In 1977 the Los Angeles Lakers drafted a senior guard from Duquesne University that would be a crucial player in their championship runs in 1980 and 1982. This 6’2” Duke was Norm Nixon, who averaged 17.4 points at his alma mater during his four years. Nixon was the Lakers’ 22nd pick in the first round, and would make an immediate impact on the team in his first year.
The Lakers were still feeling the loss of the retirement of Jerry West and the trade of Gail Goodrich when they drafted Nixon. After all, West and Goodrich were two of the best players in Lakers history. Nixon was a versatile guard with a high basketball IQ, impressive passing abilities, and a consistent capability to score.
At Duquesne University in Pittsburgh, he set the university’s record for career assists. On January 27, 2001, Duquesne retired his number at a halftime ceremony. The Lakers were looking for a playmaker in their backcourt, and the organization felt Norm Nixon was their answer.

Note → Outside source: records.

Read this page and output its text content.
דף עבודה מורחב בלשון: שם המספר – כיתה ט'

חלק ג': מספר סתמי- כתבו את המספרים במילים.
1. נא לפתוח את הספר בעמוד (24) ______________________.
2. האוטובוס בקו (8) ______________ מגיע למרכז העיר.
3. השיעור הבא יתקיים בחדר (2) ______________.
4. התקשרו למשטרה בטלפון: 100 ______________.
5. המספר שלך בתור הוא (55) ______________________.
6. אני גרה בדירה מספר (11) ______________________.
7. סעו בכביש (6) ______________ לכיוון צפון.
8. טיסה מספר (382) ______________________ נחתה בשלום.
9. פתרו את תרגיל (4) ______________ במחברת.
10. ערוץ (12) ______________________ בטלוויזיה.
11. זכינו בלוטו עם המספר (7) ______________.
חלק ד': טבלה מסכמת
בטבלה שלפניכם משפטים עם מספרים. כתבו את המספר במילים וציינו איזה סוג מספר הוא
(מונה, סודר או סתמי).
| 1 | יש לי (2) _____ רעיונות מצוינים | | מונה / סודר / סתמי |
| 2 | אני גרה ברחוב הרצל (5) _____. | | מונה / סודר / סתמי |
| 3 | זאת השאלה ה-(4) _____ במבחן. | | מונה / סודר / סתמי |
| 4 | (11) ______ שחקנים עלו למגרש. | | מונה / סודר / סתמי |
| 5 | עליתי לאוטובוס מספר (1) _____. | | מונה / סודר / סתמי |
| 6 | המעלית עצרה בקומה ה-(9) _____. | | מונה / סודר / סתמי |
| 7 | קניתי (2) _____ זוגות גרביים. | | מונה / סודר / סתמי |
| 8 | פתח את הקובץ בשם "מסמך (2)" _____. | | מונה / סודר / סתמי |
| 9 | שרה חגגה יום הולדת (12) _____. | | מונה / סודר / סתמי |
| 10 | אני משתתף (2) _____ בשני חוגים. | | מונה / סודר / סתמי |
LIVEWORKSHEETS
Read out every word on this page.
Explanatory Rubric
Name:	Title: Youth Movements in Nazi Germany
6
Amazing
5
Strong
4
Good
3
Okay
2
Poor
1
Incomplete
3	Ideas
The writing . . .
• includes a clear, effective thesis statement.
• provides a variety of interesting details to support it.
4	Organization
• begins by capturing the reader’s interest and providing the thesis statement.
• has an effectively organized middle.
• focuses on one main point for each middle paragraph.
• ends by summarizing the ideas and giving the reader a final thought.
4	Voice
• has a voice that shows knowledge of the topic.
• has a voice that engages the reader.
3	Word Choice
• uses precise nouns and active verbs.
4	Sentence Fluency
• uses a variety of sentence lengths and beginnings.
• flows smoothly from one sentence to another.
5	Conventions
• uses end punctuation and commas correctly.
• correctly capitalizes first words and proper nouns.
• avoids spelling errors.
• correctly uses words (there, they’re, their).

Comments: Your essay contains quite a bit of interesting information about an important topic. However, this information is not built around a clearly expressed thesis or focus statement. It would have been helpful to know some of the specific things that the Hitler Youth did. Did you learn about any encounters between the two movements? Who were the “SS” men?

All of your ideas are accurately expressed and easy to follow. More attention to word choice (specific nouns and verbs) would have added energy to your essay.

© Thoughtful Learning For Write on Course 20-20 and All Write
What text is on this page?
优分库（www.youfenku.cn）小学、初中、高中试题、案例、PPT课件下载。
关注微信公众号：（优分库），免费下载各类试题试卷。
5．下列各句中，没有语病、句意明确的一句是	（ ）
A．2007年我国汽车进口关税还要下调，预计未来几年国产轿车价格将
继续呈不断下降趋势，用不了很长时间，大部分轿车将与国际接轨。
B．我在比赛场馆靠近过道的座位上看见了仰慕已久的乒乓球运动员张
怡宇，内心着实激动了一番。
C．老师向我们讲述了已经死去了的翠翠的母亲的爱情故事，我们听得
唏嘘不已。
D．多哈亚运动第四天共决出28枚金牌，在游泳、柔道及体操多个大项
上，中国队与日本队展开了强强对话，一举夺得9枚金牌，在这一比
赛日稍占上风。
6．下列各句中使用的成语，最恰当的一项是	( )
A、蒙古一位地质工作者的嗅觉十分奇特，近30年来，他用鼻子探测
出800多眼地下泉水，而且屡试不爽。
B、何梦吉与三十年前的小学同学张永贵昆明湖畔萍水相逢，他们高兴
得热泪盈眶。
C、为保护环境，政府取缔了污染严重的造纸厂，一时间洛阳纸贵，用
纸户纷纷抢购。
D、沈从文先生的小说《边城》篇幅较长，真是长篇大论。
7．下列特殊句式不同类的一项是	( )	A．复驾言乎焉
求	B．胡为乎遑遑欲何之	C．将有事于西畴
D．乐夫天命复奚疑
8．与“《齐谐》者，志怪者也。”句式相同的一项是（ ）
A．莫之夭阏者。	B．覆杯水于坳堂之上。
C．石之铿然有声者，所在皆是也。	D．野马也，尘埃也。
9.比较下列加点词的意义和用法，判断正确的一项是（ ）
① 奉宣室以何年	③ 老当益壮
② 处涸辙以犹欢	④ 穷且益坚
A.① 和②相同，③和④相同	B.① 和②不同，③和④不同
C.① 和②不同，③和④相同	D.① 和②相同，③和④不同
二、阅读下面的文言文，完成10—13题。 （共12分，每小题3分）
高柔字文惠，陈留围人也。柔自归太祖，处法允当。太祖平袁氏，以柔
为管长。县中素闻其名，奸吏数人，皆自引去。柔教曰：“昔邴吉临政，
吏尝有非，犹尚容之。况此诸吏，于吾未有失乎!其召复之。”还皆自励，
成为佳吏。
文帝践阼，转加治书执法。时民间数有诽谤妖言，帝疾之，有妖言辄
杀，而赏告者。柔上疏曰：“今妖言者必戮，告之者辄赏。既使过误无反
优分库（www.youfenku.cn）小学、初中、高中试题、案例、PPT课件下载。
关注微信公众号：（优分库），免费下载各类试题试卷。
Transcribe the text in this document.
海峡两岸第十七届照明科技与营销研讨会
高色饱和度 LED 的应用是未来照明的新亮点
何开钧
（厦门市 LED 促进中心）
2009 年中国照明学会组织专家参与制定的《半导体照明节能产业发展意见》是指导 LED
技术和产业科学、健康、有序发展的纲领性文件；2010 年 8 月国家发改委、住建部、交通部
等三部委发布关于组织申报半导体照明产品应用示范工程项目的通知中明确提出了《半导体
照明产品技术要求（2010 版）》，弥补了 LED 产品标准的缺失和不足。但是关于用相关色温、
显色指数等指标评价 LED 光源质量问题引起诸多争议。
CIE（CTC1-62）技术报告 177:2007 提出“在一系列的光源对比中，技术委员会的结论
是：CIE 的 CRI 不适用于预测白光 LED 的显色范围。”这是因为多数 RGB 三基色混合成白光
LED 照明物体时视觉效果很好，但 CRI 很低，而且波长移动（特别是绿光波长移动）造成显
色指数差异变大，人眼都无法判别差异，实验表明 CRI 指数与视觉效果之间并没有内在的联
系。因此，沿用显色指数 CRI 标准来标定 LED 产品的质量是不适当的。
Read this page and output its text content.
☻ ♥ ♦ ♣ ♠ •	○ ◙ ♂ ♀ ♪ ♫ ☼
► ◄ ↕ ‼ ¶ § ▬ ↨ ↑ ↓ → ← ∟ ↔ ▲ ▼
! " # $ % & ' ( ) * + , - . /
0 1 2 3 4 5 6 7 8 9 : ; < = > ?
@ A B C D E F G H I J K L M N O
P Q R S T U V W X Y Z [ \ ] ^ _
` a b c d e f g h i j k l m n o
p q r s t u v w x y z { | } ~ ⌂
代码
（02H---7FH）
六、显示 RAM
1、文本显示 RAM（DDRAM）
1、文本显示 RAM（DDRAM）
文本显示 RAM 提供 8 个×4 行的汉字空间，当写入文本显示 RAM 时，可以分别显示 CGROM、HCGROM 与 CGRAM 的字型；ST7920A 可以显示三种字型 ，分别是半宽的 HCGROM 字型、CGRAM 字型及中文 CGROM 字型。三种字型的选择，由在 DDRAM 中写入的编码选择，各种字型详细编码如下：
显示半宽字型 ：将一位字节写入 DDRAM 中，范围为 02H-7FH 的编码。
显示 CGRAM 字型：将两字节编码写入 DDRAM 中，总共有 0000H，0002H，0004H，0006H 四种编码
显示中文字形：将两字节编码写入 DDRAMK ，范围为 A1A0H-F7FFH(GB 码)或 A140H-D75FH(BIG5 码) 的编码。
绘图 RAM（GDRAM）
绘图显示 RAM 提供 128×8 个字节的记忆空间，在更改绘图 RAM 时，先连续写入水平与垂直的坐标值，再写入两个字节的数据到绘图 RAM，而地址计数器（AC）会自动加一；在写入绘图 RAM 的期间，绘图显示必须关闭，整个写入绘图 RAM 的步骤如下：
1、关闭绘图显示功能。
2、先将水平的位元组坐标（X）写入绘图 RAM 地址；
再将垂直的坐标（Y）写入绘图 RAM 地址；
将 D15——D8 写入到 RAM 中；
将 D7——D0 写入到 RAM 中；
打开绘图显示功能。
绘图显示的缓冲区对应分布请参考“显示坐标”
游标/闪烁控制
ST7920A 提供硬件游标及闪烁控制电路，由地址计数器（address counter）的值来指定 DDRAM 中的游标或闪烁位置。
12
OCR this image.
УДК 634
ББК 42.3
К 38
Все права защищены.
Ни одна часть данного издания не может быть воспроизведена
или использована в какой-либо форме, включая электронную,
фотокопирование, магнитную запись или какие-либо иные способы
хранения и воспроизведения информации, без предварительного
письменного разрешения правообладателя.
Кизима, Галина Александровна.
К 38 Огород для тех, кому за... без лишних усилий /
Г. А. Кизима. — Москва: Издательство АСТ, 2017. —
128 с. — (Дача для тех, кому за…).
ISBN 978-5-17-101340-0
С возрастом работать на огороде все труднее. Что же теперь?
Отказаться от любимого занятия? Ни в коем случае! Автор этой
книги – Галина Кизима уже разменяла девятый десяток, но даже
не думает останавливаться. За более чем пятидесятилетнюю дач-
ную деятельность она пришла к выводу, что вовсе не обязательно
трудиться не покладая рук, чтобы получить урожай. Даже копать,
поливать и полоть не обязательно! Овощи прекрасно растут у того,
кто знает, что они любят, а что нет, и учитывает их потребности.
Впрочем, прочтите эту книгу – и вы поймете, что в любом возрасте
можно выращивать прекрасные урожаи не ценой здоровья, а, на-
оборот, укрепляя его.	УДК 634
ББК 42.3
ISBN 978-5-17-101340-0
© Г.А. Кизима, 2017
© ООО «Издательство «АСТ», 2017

The two years prior to the drafting of Magic Johnson, Nixon brought new life to the backcourt. As a reserve, he averaged 13.7 points per game and 6.8 assists per game during his rookie season.* In his second season, his averages jumped to 17.1 points per game and 9 assists per game.*
Nixon’s averages remained solid and his contributions to team wins continued throughout his tenure with the Lakers, which eventually resulted in being named a starter in his last two seasons with the Lakers (1981-1983).